G.F.: In London particularly, natural wine is having a real moment. This chicken curry in this instance was coming from a Caribbean restaurant where the flavors are going to be huge. With wine you pair like with like a lot of the time, rather than opposites and orange wines are known for their boldness.

L.B.Z.: How is a pairing like hot wings with a Kabinett impacted by the sauce that might be on the wings?

G.F.: If anything can stand up to a hot sauce on some wings it’s a Riesling Kabinett. The sweetness of the wine will turn down the heat and make the whole experience more enjoyable for you and your tongue.

L.B.Z.: Who came up with cookie dough and demi-sec pairing? It is over the top…

G.F.: Guilty. I just think if you’re tucking into a tub of cookie dough ice cream the irony of having some demi-sec on the side will elevate the occasion and make you feel all fancy.

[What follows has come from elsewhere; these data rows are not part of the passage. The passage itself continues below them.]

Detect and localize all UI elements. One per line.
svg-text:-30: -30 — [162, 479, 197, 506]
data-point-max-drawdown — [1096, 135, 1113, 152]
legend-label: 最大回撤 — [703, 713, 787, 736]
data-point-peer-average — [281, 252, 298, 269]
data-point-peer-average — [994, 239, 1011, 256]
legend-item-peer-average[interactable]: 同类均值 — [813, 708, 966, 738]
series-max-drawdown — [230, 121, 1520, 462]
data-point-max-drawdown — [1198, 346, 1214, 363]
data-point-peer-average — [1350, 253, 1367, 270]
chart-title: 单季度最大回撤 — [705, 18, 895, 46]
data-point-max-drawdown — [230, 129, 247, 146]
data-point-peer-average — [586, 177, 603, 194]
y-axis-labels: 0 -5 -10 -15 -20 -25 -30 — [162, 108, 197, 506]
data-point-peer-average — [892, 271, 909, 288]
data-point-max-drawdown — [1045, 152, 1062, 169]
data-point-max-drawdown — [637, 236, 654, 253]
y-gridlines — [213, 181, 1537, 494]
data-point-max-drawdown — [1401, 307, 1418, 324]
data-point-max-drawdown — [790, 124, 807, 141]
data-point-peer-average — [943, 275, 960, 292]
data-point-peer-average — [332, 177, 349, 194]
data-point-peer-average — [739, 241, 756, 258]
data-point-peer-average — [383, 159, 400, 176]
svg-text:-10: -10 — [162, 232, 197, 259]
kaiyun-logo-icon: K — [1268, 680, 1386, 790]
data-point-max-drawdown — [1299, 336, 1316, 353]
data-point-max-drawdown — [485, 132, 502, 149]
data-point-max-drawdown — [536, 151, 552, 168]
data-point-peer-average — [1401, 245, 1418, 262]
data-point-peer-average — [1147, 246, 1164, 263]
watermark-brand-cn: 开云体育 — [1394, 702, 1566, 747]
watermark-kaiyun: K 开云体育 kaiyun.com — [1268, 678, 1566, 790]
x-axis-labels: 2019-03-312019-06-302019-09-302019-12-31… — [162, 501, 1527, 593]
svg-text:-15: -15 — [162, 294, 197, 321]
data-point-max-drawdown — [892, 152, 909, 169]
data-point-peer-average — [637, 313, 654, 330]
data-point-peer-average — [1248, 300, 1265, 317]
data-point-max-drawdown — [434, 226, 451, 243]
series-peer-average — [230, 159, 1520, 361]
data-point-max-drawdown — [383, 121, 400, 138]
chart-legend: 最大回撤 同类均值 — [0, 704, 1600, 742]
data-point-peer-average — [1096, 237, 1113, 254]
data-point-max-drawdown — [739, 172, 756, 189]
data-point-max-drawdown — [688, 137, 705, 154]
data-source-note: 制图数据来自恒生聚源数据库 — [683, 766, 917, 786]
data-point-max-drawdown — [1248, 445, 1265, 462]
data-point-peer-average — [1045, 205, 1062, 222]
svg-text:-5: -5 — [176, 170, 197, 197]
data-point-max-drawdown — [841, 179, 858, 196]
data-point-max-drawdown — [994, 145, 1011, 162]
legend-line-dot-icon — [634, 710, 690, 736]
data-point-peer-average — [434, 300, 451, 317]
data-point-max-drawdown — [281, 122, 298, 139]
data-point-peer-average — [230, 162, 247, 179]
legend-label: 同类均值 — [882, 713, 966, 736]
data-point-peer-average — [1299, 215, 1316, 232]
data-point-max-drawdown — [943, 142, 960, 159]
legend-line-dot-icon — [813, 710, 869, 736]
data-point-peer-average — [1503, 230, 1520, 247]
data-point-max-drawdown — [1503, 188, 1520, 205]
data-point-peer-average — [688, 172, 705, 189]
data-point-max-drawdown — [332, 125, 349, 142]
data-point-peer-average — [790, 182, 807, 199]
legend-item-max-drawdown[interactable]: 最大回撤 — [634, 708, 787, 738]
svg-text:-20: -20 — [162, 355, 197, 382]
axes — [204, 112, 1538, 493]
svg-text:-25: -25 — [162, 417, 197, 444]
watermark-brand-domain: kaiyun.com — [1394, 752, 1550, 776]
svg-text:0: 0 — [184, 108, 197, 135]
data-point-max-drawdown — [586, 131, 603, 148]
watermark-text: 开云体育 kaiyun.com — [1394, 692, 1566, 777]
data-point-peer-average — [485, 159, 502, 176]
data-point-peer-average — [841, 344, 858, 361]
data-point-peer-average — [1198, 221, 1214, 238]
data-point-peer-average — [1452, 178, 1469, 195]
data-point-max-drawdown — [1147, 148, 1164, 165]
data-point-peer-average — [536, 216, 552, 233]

L.B.Z.: Do you think the folks in Champagne will be offended by the chicken burger and Champagne pairing? And why should they perhaps not be (as it might help their sales)?

G.F.: That’s a good question. Maybe, but it’s almost quite fun to annoy the folks over in Champagne occasionally isn’t it? I think they secretly enjoy the angst we give them, and Champagne just loves carbs so lends itself so well to all things fast-food really.

L.B.Z.: Have you come up with any standard rules about types of cuisine (Indian, Chinese) and food pairings? Or types of sauces?

G.F.: Yes, I think very much stick to the like for like rule. So, when it comes to Indian food where there’s lots of spice go for more off-dry styles. Same with Chinese, you’re looking to compliment the flavors rather than compete with them.  

L.B.Z.: Do you plan to do more of these?

G.F.: I have really enjoyed working with Tastecard and I absolutely love the chart they’ve put together; it was certainly well received on my blog. As a whole, I’m always championing lesser-known wines and encouraging people to be a bit braver. You know, there is no better feeling that getting a message from someone with a photo of a wine you’ve recommended saying they’ve really enjoyed it.